Design: A quality improvement study comparing inappropriate antibiotic prescribing rates in UCCs after the introduction of an antibiotic stewardship intervention.

Setting: Forty-nine UCCs in 27 different networks from 18 states, including 1 telemedicine site.

Participants: Urgent care clinicians from a national collaborative of UCCs, all members of the Urgent Care Association.

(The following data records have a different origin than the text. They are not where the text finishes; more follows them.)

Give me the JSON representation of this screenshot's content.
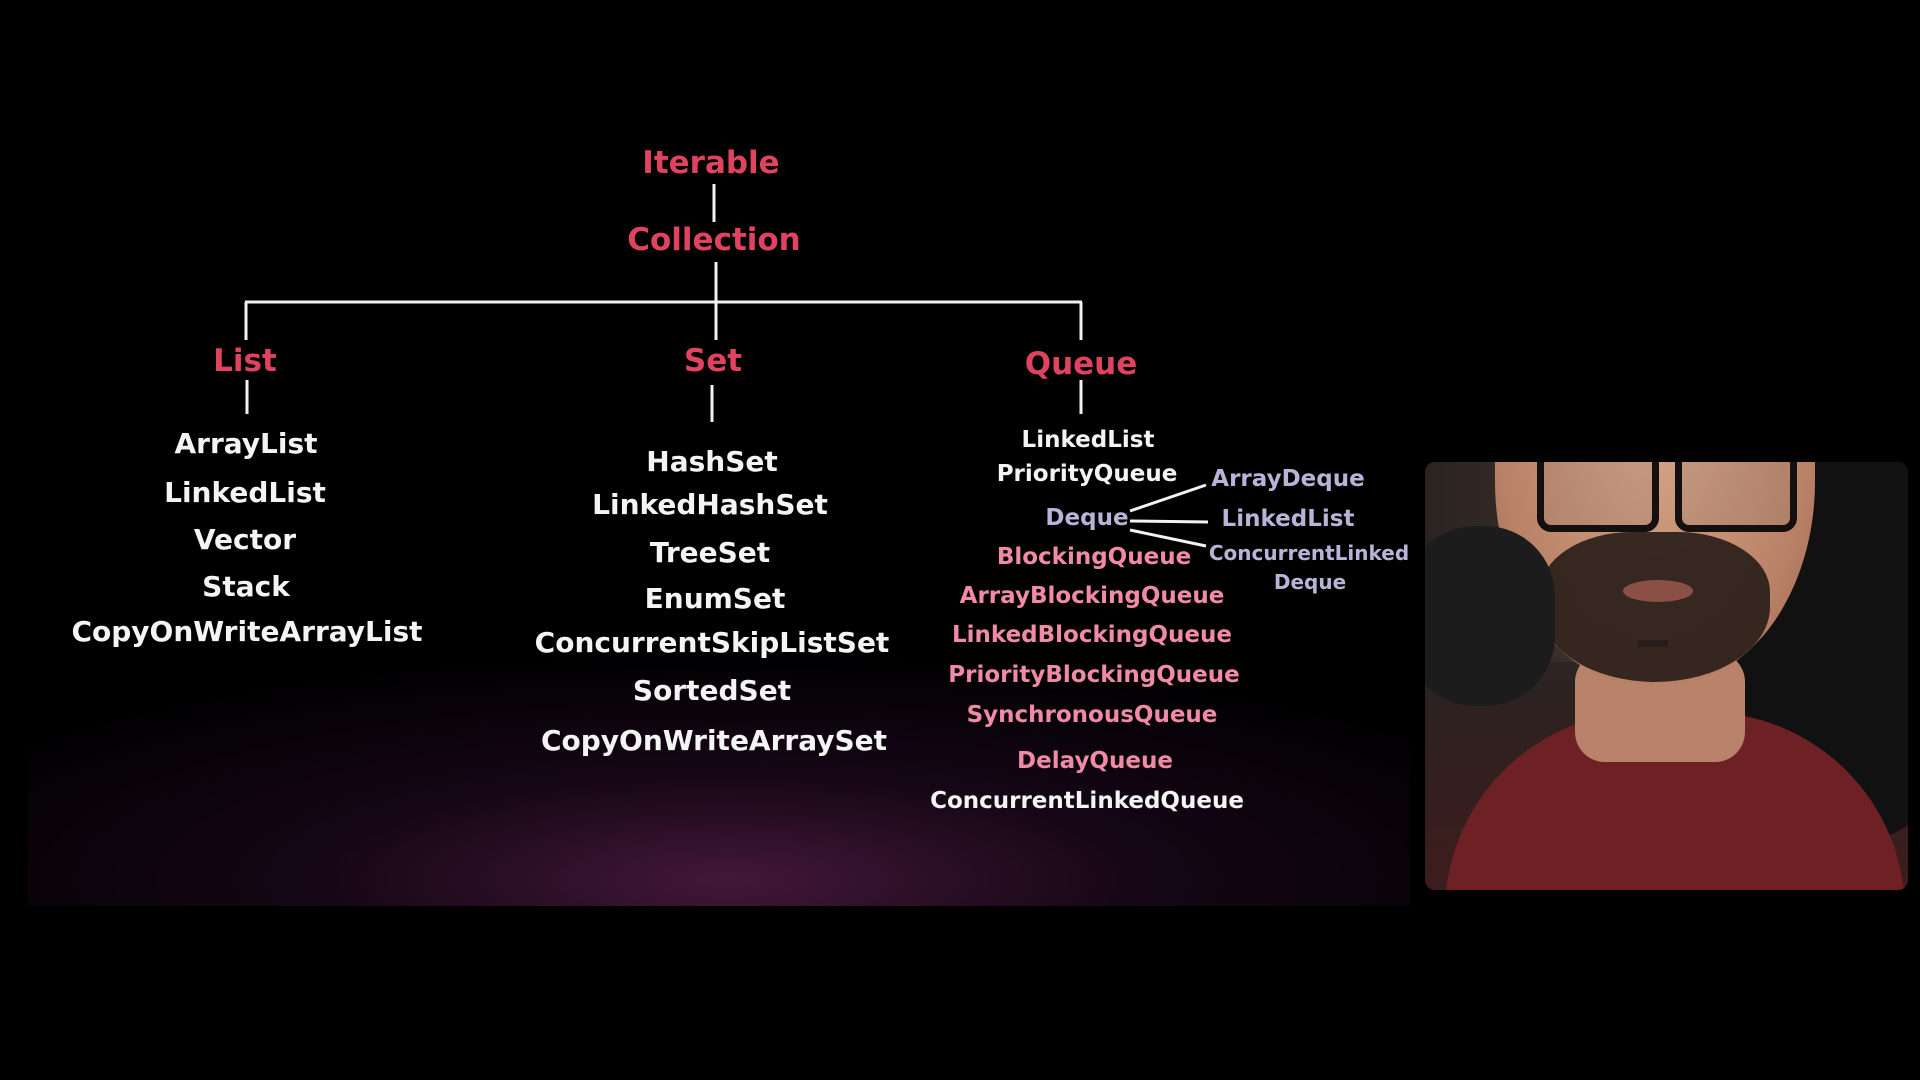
{
  "diagram": {
    "root": "Iterable",
    "collection": "Collection",
    "list": {
      "label": "List",
      "items": [
        "ArrayList",
        "LinkedList",
        "Vector",
        "Stack",
        "CopyOnWriteArrayList"
      ]
    },
    "set": {
      "label": "Set",
      "items": [
        "HashSet",
        "LinkedHashSet",
        "TreeSet",
        "EnumSet",
        "ConcurrentSkipListSet",
        "SortedSet",
        "CopyOnWriteArraySet"
      ]
    },
    "queue": {
      "label": "Queue",
      "items_top": [
        "LinkedList",
        "PriorityQueue"
      ],
      "deque": {
        "label": "Deque",
        "children": [
          "ArrayDeque",
          "LinkedList",
          "ConcurrentLinked",
          "Deque"
        ]
      },
      "blocking": [
        "BlockingQueue",
        "ArrayBlockingQueue",
        "LinkedBlockingQueue",
        "PriorityBlockingQueue",
        "SynchronousQueue",
        "DelayQueue"
      ],
      "last": "ConcurrentLinkedQueue"
    }
  },
  "colors": {
    "accent_red": "#e0435f",
    "pink": "#f08aa6",
    "lavender": "#b8b4d8",
    "text_white": "#f4f4f4",
    "background": "#000000"
  }
}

Methods: The intervention included signing a commitment statement and selecting from 5 different intervention options during 3 plan-do-study-act cycles. The primary outcome was the percentage of urgent care encounters for viral URTIs or bronchitis with inappropriate prescribing, stratified by clinician engagement and diagnosis. A 3-month baseline and 9-month intervention period were compared using a regression model using a generalized estimating equation.

Results: Among 15,385 encounters, the intervention was associated with decreases in inappropriate antibiotic prescribing for bronchitis (48% relative decrease, aOR = 0.52; 95% CI, 0.33-0.83) and viral URTIs (33%, aOR = 0.67; 95% CI, 0.55-0.82) among actively engaged clinicians compared to baseline. The intervention did not result in significant changes for clinicians not actively engaged.

Conclusions: This intervention was associated with reductions in inappropriate prescribing among actively engaged clinicians. Implementing stewardship interventions in UCCs may reduce inappropriate antibiotic prescriptions for common diagnoses; however, active clinician engagement may be necessary.